По вечерам, у нас в Коктебеле, с улицы порой слышно: цокают подкованными копытами по неровной, с выбоинами, кое-где наспех блямбами асфальта залатанными, с весьма крутыми подъемами и веселыми длинными спусками, странно безлюдной в этом году, можно сказать – пустой, обрамленной акациями, тополями и вездесущей алычой, полудремлющей в полупризрачной тишине, под распухшей, как от пчелиного укуса, вытаращившей круглое око луной, под разросшимися в изобилии августовскими звездами, слишком знакомой и одновременно, по причине такого вот, совершенно нежданного новшества, карнавального шика, театрального, полуабсурдного сдвига, заоконной, столь близкой, но уже запредельной дороге, цокают, ну словно кузнечики-коники, поют-тирликают копытами, словно сверчки-цвиркуны, цок да цок, замечательные, ухоженные лошадки.
Смирные лошадки, симпатичные. Дети их обожают.
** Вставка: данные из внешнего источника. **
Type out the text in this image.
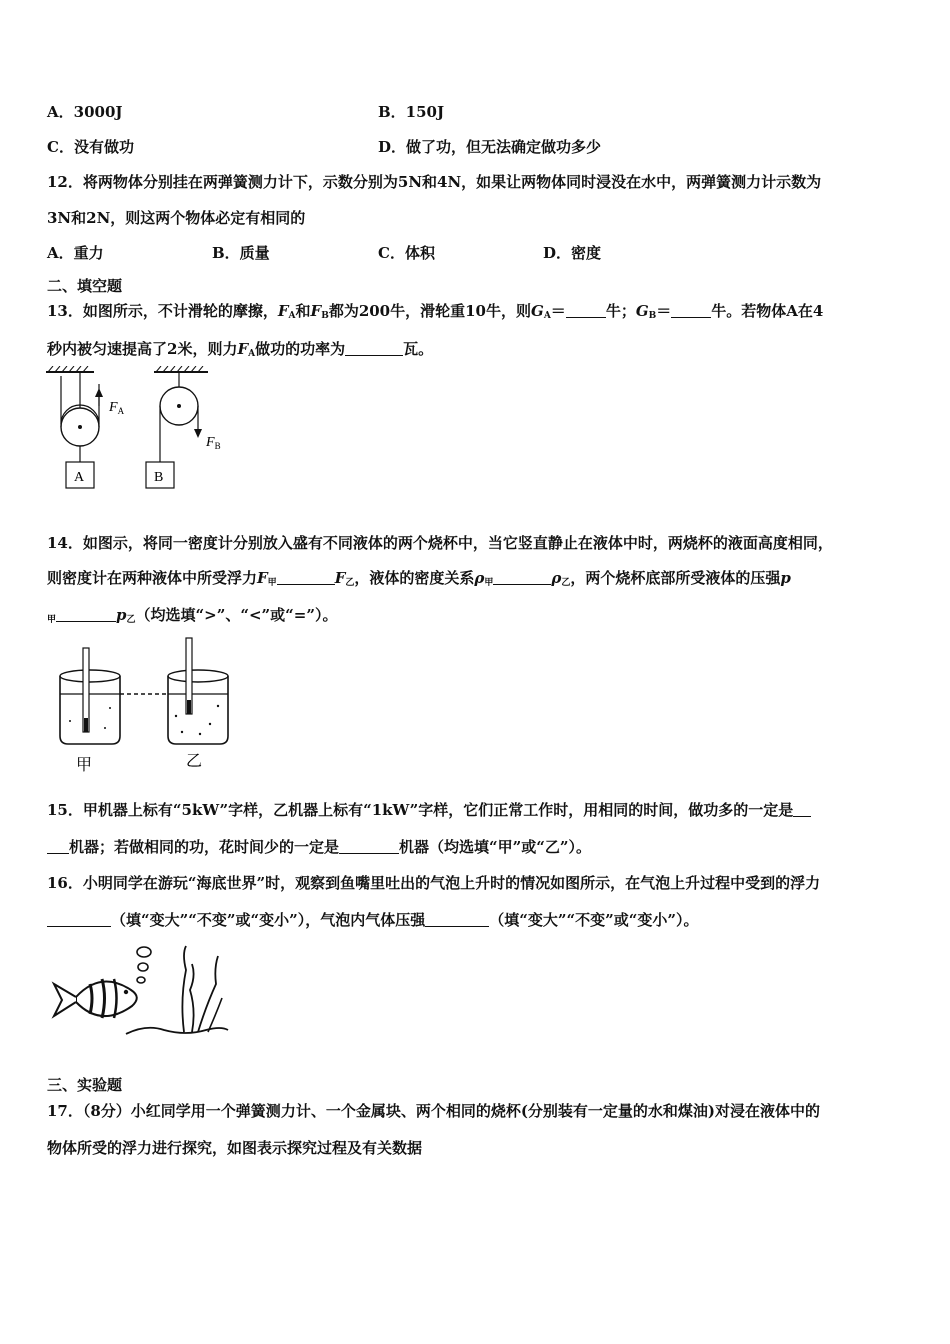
A．3000J	B．150J
C．没有做功	D．做了功，但无法确定做功多少
12．将两物体分别挂在两弹簧测力计下，示数分别为5N和4N，如果让两物体同时浸没在水中，两弹簧测力计示数为
3N和2N，则这两个物体必定有相同的
A．重力	B．质量	C．体积	D．密度
二、填空题
13．如图所示，不计滑轮的摩擦，$F_A$和$F_B$都为200牛，滑轮重10牛，则$G_A=$	牛；$G_B=$	牛。若物体A在4
秒内被匀速提高了2米，则力$F_A$做功的功率为	瓦。
A
$F_A$
$F_B$
B
14．如图示，将同一密度计分别放入盛有不同液体的两个烧杯中，当它竖直静止在液体中时，两烧杯的液面高度相同，
则密度计在两种液体中所受浮力$F_甲$	$F_乙$，液体的密度关系$\rho_甲$	$\rho_乙$，两个烧杯底部所受液体的压强p
$_甲$	$p_乙$（均选填“>”、“<”或“=”）。
甲	乙
15．甲机器上标有“5kW”字样，乙机器上标有“1kW”字样，它们正常工作时，用相同的时间，做功多的一定是
机器；若做相同的功，花时间少的一定是	机器（均选填“甲”或“乙”）。
16．小明同学在游玩“海底世界”时，观察到鱼嘴里吐出的气泡上升时的情况如图所示，在气泡上升过程中受到的浮力
（填“变大”“不变”或“变小”），气泡内气体压强	（填“变大”“不变”或“变小”）。
三、实验题
17．（8分）小红同学用一个弹簧测力计、一个金属块、两个相同的烧杯(分别装有一定量的水和煤油)对浸在液体中的
物体所受的浮力进行探究，如图表示探究过程及有关数据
Запряженные в легонькие повозки, с узенькими скамеечками для сидения, по обеим сторонам, и с передним, особенным, слегка выдвинутым вперед, отграниченным от обеих скамеечек, местом для возницы.
На одной из повозок есть даже очень уж знакомая надпись: «Эх, прокачу!» Ну точно – из Ильфа с Петровым.
Не хватило собственной фантазии у хозяина, взял готовое. Чего там выдумывать что-нибудь новое? И так поймут. А кто поголовастее – те и сообразят, откуда надпись.